For Your Ice Only: A Cool 1926 Milt Gross Nize Baby Color Sunday Comic

From my own paper collection, I offer for today's Milt Gross Monday a deliciously screwball 1926 Nize Baby that totally cracked me up (cough cough).

Before the days of electrical refrigeration, people had small, thickly insulated cabinets in their home that stored slowly melting blocks of ice. This is how our grandparents and their parents kept food cool and fresh in America. My Southern mother still called her refrigerator an "ice-box," as do I -- to the amusement of some. Back in the day, you had to replace the ice as it melted -- it must have been quite a strenuous and messy task. Milt Gross, in today's comic, uses what was then a common chore as the basis for one of his terrific 12-panel operas of escalation, as Pop Feitelbaum tries in vain to get "de ice in de ice-box."

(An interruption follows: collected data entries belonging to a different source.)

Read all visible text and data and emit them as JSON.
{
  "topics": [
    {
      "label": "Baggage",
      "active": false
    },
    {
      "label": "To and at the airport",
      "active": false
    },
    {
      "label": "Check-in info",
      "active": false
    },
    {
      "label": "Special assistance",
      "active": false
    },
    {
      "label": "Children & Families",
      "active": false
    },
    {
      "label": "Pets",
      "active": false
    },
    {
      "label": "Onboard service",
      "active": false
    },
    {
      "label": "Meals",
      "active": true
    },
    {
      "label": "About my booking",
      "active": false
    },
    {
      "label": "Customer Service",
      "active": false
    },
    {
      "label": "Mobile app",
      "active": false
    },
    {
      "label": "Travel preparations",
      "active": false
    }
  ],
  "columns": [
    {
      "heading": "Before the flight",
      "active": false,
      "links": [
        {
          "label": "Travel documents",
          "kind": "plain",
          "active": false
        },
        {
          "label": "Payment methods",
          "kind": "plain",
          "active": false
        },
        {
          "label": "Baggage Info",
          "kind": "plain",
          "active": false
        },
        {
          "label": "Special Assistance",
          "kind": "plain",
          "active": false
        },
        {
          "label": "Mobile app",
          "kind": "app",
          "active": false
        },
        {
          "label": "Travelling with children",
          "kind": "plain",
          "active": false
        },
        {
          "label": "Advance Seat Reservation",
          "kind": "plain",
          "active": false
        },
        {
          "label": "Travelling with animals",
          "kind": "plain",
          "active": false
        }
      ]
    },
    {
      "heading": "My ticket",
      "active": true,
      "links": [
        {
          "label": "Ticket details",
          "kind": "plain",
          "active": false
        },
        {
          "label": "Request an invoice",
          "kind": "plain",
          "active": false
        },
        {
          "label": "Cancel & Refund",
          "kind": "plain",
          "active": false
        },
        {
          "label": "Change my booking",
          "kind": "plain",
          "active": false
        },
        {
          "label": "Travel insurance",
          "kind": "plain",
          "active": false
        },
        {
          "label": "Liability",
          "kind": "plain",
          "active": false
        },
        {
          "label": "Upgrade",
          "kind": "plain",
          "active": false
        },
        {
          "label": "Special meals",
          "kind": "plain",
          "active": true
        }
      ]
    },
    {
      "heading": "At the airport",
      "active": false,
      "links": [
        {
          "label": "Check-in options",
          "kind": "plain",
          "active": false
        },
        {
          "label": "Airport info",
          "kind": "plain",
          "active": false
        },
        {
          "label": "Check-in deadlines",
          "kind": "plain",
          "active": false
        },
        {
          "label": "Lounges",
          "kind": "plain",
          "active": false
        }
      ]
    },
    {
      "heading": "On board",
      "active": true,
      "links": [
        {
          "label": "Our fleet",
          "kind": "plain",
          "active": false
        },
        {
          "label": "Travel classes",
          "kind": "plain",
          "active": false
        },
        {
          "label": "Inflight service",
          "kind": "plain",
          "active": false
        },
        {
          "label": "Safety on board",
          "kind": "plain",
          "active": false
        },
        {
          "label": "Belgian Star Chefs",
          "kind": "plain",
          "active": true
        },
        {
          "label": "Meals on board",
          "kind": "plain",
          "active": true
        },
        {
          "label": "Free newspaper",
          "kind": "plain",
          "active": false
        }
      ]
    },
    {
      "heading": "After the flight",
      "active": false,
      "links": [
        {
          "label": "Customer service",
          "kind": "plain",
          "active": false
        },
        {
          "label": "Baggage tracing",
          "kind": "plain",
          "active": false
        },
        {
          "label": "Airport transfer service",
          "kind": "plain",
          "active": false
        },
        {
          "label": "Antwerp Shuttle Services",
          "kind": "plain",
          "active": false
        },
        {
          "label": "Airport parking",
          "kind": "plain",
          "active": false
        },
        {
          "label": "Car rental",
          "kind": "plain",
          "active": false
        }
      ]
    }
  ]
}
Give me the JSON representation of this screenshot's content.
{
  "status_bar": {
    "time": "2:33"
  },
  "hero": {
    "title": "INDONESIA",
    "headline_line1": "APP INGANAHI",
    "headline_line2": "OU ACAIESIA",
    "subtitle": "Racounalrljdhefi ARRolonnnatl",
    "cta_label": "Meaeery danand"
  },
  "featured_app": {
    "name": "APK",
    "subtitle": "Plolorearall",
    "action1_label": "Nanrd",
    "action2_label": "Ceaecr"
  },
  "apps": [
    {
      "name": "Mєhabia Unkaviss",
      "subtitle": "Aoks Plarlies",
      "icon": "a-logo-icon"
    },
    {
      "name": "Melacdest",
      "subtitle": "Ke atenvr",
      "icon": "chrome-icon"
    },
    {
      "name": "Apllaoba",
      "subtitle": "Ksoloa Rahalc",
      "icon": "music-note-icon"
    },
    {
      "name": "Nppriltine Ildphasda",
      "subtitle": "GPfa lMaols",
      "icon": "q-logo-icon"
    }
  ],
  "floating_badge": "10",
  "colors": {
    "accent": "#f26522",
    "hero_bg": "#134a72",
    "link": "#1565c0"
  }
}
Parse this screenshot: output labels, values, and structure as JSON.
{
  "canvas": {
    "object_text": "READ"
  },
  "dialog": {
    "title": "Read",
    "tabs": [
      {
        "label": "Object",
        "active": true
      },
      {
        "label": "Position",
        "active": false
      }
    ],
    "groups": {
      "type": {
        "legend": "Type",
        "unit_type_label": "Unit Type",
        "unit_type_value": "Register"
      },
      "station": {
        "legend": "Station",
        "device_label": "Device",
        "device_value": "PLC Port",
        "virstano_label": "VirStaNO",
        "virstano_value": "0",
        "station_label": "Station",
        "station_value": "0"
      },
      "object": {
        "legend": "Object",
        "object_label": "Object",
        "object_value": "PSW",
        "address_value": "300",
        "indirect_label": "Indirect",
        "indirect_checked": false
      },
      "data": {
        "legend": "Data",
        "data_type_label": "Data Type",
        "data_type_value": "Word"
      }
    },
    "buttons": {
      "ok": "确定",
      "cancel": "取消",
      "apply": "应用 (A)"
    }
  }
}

I think the comics of Milt Gross are superb in all periods of his career, but my favorite is the 1920s Sunday pages, which I think offer some of his wildest and funniest drawings. Today's 1926 comic is a great example:

The Iceman Cometh in Milt Gross' Oct 24, 1926 Nize Baby
(from the collection of Paul Tumey)
It's interesting to me to note that the energy patterns in this comic are strikingly similar to the 1927 full page Salesman Sam Sunday by George Swanson that I posted yesterday. Tiers one and three are build-ups of conflict and energy, while tiers two and four are comedic explosions of the situation. Or, you could see this as a times-two repeat of a pattern -- a build-up and release, and then a bigger build-up and a larger explosive release. Instead of the physics-defying flip-take in Salesman Sam, here we get Pop's rage as he spanks his older son, Isidore.

Despite this pattern, visually the climax of the page is the wonderful 4th panel of Pop's circular skittering fall with the block of ice. Screwball comics are unpredictable in their movements, which is part of the delight of reading them.

We've seen in previous postings that Milt Gross liked to sometimes include his own version of a Rube Goldberg machine. The last panel once again shows Milt Gross' debt to to Rube Goldberg as he makes reference to Goldberg's popular comic panel, Foolish Questions.

Tomorrow, we'll take a look at Rube Goldberg's Foolish Questions panel. Join me then! And be sure to stop by every Monday for a new Milt Gross comic!

Keeping my ice peeled,
Paul Tumey


  1. Making de belly leffs vile I'm catching at my breath from de antic explosion of this funny paper page! Applause I geeve you--planny applause--for de posting of dis page of scrawly chaos!